A Assembleia muçulmana do Nepal quer que sua comunidade seja reconhecida como uma entidade distinta. Os líderes muçulmanos afirmam para o governo e partidos que não são apenas um grupo de eleitores, e pedem ações específicas em seu favor.

A nova constituição do Nepal deve reconhecer o islã. A Assembleia muçulmana do Nepal, uma federação de comunidades muçulmanas, fez o pedido ao governo em uma lista com seis tópicos entregue a assembleia constituinte e aos partidos locais.

A federação quer que o governo maoísta do país reconheça que os muçulmanos têm uma identidade separada, e que isso garante a criação de uma comissão de assuntos islâmicos, uma escola islâmica (Madrassah), um comitê Hajj (para peregrinações anuais a Meca) e a apresentação de novas leis baseadas na sharia.
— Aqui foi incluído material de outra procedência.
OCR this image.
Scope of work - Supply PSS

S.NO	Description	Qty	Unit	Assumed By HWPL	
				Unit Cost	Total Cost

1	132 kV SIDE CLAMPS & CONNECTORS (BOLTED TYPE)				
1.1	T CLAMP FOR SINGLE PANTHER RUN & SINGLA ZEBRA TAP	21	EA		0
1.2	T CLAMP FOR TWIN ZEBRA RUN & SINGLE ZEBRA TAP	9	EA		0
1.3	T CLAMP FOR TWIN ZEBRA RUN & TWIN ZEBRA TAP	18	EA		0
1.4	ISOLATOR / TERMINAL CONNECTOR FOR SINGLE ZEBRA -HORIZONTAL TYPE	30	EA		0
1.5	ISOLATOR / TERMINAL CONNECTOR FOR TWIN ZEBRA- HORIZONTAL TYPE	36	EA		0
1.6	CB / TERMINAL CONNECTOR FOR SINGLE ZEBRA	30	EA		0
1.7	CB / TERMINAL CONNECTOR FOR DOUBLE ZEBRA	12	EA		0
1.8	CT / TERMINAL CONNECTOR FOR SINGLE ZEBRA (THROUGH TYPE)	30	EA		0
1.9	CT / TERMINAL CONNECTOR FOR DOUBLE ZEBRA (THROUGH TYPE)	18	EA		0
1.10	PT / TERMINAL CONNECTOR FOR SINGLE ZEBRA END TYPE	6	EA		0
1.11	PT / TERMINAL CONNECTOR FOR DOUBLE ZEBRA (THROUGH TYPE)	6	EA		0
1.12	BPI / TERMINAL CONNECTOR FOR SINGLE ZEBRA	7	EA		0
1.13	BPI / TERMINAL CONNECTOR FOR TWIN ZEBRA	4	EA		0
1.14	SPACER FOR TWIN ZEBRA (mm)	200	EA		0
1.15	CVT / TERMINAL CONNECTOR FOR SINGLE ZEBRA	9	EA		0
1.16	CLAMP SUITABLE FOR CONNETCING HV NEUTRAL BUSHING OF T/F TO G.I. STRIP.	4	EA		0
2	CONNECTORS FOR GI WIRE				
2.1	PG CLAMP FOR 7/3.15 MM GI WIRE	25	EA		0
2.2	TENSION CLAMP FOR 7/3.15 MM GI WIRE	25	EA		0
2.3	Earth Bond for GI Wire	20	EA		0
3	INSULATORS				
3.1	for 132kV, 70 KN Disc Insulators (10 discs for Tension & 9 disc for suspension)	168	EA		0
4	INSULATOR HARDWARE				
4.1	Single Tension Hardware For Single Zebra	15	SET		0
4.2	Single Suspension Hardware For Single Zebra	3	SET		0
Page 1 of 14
O diretor da Assembleia Abdul Sattar disse que os muçulmanos não devem ser tratados como apenas um grupo de eleitores.

Nem o governo, nem os partidos políticos prestaram muita atenção às preocupações muçulmanas; nenhuma atitude foi tomada para “lançar qualquer programa concreto para a comunidade muçulmana”, afirma.

Os muçulmanos, cujo número equivale a 3,5% da população do Nepal, sendo que a principal religião é o hinduísmo, seguido do budismo, constituem a terceira maior religião no país.

O governo os classifica como Madeshi, ou seja, nativos da parte sul do país, junto com os grupos étnicos na região de Tarai.

Em 15 de março, o governo maoísta assinou um acordo com os representantes da comunidade muçulmana garantindo direitos políticos, sociais e culturais como uma maneira de prevenir possíveis tendências separatistas.

Entretanto, o acordo não menciona a inclusão de uma constituição baseada na sharia, como foi pedido pela assembleia muçulmana do Nepal.